The front-month Henry Hub contract slipped 0.10% to $3.001 per MMBtu, while the continuous contract rose 4.39% to $3.136/MMBtu.
The June contract, set to expire next week, traded between $2.98 and $3.066/MMBtu during the session.
Sentiment weakened after the US Energy Information Administration reported a 101 billion cubic foot injection into Lower 48 storage for the week ending May 15. The build exceeded both the five-year average increase of 92 Bcf and market expectations around 96 Bcf.
Total working gas stocks now stand at 2,391 Bcf, up 33 Bcf, or 6.6%, from a year earlier and 149 Bcf above the five-year seasonal average.

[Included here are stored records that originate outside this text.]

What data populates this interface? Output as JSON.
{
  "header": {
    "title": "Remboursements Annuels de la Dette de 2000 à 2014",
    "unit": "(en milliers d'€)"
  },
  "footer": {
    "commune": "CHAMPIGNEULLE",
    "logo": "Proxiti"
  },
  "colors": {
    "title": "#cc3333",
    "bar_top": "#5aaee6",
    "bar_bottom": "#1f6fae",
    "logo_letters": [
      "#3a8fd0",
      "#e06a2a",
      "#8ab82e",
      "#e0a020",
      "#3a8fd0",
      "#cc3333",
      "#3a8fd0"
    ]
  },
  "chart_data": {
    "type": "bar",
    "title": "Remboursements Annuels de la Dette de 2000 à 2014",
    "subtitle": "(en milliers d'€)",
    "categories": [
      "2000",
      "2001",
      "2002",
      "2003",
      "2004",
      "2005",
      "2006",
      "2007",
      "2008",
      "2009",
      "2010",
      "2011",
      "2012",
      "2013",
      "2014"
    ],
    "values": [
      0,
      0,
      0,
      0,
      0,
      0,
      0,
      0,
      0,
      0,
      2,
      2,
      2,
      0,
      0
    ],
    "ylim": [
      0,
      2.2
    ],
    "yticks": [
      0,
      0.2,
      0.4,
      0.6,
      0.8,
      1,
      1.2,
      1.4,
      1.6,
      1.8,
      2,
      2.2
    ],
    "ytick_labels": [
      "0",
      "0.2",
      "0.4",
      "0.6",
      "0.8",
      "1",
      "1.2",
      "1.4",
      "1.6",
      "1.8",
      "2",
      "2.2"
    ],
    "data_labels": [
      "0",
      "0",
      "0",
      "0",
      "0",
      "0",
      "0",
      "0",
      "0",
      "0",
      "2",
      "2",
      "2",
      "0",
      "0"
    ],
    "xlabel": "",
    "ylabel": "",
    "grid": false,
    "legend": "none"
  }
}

Weather-driven demand also faded after a short-lived East Coast heat event that had previously lifted power burn. Temperatures normalized on Thursday, reducing near-term consumption.

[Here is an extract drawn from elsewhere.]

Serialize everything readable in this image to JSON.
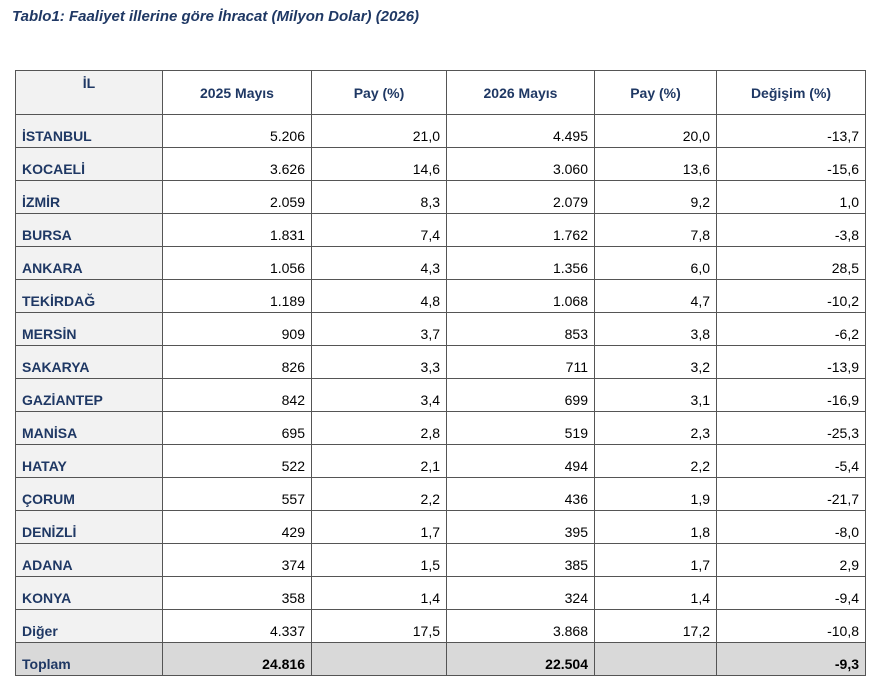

According to Celsius Energy, power burn on Wednesday fell to 34.3 Bcf, down 1.8 Bcf from the prior day but 6.3 Bcf above the same period last year. The firm also reported a seven-day average power burn of 30.6 Bcf/d for May 14-20, up 0.5 Bcf/d year over year.
On the supply side, BNEF data showed Lower-48 dry gas production at 110.4 Bcf/d on Thursday, up 2.4% year over year. Domestic demand came in at 71.2 Bcf/d, essentially flat, up 0.1% annually. Net flows to US LNG export terminals were estimated at 18.4 Bcf/d, rising 4.2% week over week after hitting lows earlier this week due to ongoing scheduled maintenance.
Looking ahead, Barchart, citing data from the Commodity Weather Group, said above-normal temperatures are expected across the western US and Upper Midwest into late May and early June, a factor that could boost medium-term demand.